Fibroblast growth factor(FGF)は神経幹細胞を含む様々な幹細胞の培養系において幹細胞の自己複製能及び増殖能を維持させるために一般的に使用されている増殖因子である。しかし、FGFがどのような分子機構によってそのような作用を示すのかについてはまだよく分かっていない。そこで本研究ではFGFシグナリングにおいて重要な機能を果たす分子であるFGF receptor substrate 2 α(FRS2α)に注目し、神経幹細胞/前駆細胞の自己複製および増殖における機能解析を行った。FGFの結合によりFGF受容体が活性化すると、FRS2αのShp2結合部位とGrb2結合部位として知られる2つのチロシンリン酸化部位がリン酸化され、Erkの活性化が起こることが知られている。まず、FRS2αの過剰発現の実験から、FRS2αのチロシンリン酸化が神経幹細胞/前駆細胞の増殖および自己複製に必要であることが示唆された。次に、FRS2αのGrb 2結合部位の変異体(Frs2α4F)を使った解析から、この部位は神経前駆細胞の増殖に必要であるが、幹細胞の自己複製には必須ではないことが示された。加えて、 Frs2α4F/4Fの神経幹細胞/前駆細胞においてはFGF刺激によるErkの活性化が若干減少していた。さらに、神経幹細胞/前駆細胞においてFrs2αをノックダウンした場合にはFGF刺激に応じたErkの活性化が減少し、増殖および自己複製の両方が阻害された。これらの結果は、FGF刺激によるFRS2αを介した比較的低いレベルのErkの活性化は自己複製の促進に十分であるが、神経前駆細胞が正常に増殖するには、より高いレベルのErkの活性化が必要であることを示唆する。この仮説と一致して、Mek阻害剤を使った実験から、高い阻害剤の濃度では神経幹細胞/前駆細胞の増殖および自己複製の両方が阻害されるが、低い濃度では増殖だけが抑制され自己複製には影響がないことが示された。一方、FGF-FRS2αシグナリングの下流で自己複製に働く因子について探索した結果、転写因子Hes1の発現がErkの活性化に依存して誘導されることが分かった。また、Frs2αをノックダウンすると神経幹細胞の自己複製が阻害されたが、Hes1を共発現することでその表現型がレスキューされた。以上の結果から、FRS2αはFGFによるErkの活性化レベルを調節することで、神経幹細胞/前駆細胞の自己複製及び増殖の制御に重要な働きをすることが示された。また、FRS2α-Erkシグナリングの下流でHes1が神経幹細胞の自己複製に働いていることが分かった。

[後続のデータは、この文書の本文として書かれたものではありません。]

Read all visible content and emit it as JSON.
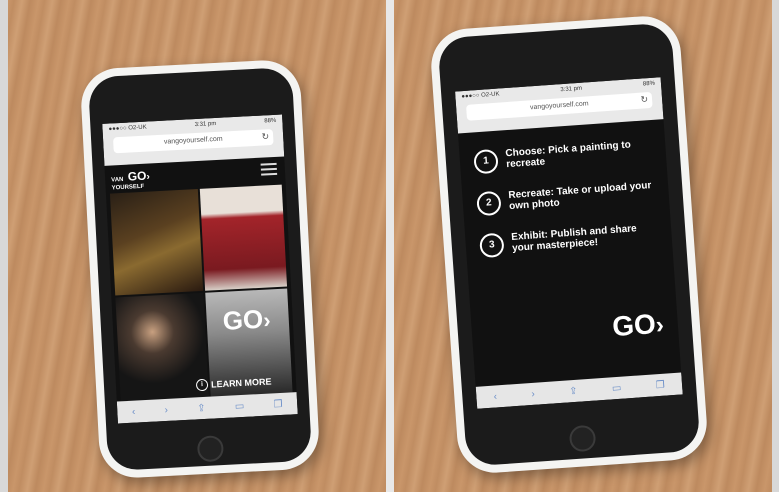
{
  "status": {
    "carrier": "●●●○○ O2-UK",
    "time": "3:31 pm",
    "battery": "88%"
  },
  "browser": {
    "url": "vangoyourself.com"
  },
  "left_screen": {
    "brand_small": "VAN",
    "brand_go": "GO",
    "brand_sub": "YOURSELF",
    "go_label": "GO",
    "learn_more": "LEARN MORE",
    "info_icon": "i"
  },
  "right_screen": {
    "steps": [
      {
        "num": "1",
        "title": "Choose:",
        "text": "Pick a painting to recreate"
      },
      {
        "num": "2",
        "title": "Recreate:",
        "text": "Take or upload your own photo"
      },
      {
        "num": "3",
        "title": "Exhibit:",
        "text": "Publish and share your masterpiece!"
      }
    ],
    "go_label": "GO"
  }
}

本研究は、FGFが神経幹細胞/前駆細胞の自己複製能及び増殖能を調節する分子機構を明らかにするため、FGFシグナリングにおいて重要な機能を果たす分子であるFRS2αに注目して、神経幹細胞/前駆細胞の自己複製および増殖における機能解析を行ったものである。

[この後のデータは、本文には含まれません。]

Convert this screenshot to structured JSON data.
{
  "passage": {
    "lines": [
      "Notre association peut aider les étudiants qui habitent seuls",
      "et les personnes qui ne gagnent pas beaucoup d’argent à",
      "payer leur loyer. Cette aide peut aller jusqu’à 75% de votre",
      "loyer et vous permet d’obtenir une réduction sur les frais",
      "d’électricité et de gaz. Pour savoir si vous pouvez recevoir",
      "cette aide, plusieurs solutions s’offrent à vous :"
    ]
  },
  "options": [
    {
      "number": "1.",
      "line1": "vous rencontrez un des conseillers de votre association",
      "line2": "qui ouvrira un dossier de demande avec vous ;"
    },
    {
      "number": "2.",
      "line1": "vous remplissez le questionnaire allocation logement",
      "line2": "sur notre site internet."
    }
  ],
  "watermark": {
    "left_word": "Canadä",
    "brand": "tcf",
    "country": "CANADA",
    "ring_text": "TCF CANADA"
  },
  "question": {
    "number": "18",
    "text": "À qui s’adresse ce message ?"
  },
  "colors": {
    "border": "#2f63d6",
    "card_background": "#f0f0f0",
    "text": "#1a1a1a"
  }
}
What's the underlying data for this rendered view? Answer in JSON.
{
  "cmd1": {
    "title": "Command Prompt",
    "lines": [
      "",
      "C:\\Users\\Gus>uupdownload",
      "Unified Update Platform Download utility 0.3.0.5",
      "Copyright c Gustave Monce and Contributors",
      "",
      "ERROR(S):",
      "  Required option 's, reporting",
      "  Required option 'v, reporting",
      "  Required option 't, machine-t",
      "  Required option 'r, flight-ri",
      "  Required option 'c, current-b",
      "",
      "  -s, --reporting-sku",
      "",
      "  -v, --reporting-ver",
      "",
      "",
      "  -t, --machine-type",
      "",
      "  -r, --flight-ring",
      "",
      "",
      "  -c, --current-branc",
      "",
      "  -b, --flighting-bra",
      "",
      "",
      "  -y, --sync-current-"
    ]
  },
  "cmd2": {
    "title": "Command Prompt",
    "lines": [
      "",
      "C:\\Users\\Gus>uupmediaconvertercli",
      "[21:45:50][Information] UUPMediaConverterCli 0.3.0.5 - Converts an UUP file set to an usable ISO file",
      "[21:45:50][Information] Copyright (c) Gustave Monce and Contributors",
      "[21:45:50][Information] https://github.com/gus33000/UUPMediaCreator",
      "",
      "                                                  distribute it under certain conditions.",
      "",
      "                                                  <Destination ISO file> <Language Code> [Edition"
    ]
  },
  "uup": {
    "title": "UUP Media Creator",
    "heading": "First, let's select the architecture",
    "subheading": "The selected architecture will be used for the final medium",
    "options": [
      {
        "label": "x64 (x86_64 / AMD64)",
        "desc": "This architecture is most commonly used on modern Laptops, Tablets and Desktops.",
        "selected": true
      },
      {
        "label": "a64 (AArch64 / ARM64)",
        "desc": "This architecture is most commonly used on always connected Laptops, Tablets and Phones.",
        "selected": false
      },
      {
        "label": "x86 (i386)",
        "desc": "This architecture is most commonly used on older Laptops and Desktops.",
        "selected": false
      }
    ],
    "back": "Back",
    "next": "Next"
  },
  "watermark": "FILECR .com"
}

まず、FRS2αの過剰発現の実験から、FRS2αのチロシンリン酸化が神経幹細胞/前駆細胞の増殖および自己複製に必要であることが示唆された。次に、FRS2αのGrb 2結合部位の変異体(Frs2α4F)を使った解析から、この部位は神経前駆細胞の増殖に必要であるが、幹細胞の自己複製には必須ではないことが示された。加えて、 Frs2α4F/4Fの神経幹細胞/前駆細胞においてはFGF刺激によるErkの活性化が若干減少していた。さらに、神経幹細胞/前駆細胞においてFrs2αをノックダウンした場合にはFGF刺激に応じたErkの活性化が減少し、増殖および自己複製の両方が阻害された。また、Mek阻害剤を使った実験から、高い阻害剤の濃度では神経幹細胞/前駆細胞の増殖および自己複製の両方が阻害されるが、低い濃度では増殖だけが抑制され自己複製には影響がないことが示された。また、Frs2αをノックダウンすると神経幹細胞の自己複製が阻害されたが、Hes1を共発現することでその表現型がレスキューされた。

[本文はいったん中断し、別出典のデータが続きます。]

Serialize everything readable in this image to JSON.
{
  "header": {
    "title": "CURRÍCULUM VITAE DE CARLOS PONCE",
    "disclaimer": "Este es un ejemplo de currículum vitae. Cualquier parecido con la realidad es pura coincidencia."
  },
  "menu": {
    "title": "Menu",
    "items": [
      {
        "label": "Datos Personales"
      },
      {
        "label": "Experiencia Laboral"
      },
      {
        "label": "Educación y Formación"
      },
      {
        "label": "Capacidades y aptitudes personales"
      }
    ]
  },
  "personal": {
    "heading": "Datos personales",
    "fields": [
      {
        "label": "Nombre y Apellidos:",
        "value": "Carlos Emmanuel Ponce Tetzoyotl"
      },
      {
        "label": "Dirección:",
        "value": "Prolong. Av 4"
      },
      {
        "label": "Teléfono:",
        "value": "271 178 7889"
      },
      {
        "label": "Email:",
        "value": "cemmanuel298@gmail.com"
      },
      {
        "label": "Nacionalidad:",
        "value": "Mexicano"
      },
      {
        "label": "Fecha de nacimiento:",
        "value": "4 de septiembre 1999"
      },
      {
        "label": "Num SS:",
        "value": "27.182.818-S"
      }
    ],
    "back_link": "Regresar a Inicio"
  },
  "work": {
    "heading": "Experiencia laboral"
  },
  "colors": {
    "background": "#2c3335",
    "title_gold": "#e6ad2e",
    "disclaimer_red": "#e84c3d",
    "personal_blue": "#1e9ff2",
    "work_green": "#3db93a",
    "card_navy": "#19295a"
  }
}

以上の結果から、FRS2αはFGFによるErkの活性化レベルを調節することで、神経幹細胞/前駆細胞の自己複製及び増殖の制御に重要な働きをすることが示された。また、FRS2α-Erkシグナリングの下流で神経幹細胞の自己複製に働く因子の一つがHes1であることが示唆された。

本研究は神経幹細胞/前駆細胞の増殖および自己複製におけるシグナル伝達機構の解明に寄与することで再生医療研究への応用に重要な貢献となると考えられ、学位の授与に値するものと考えられる。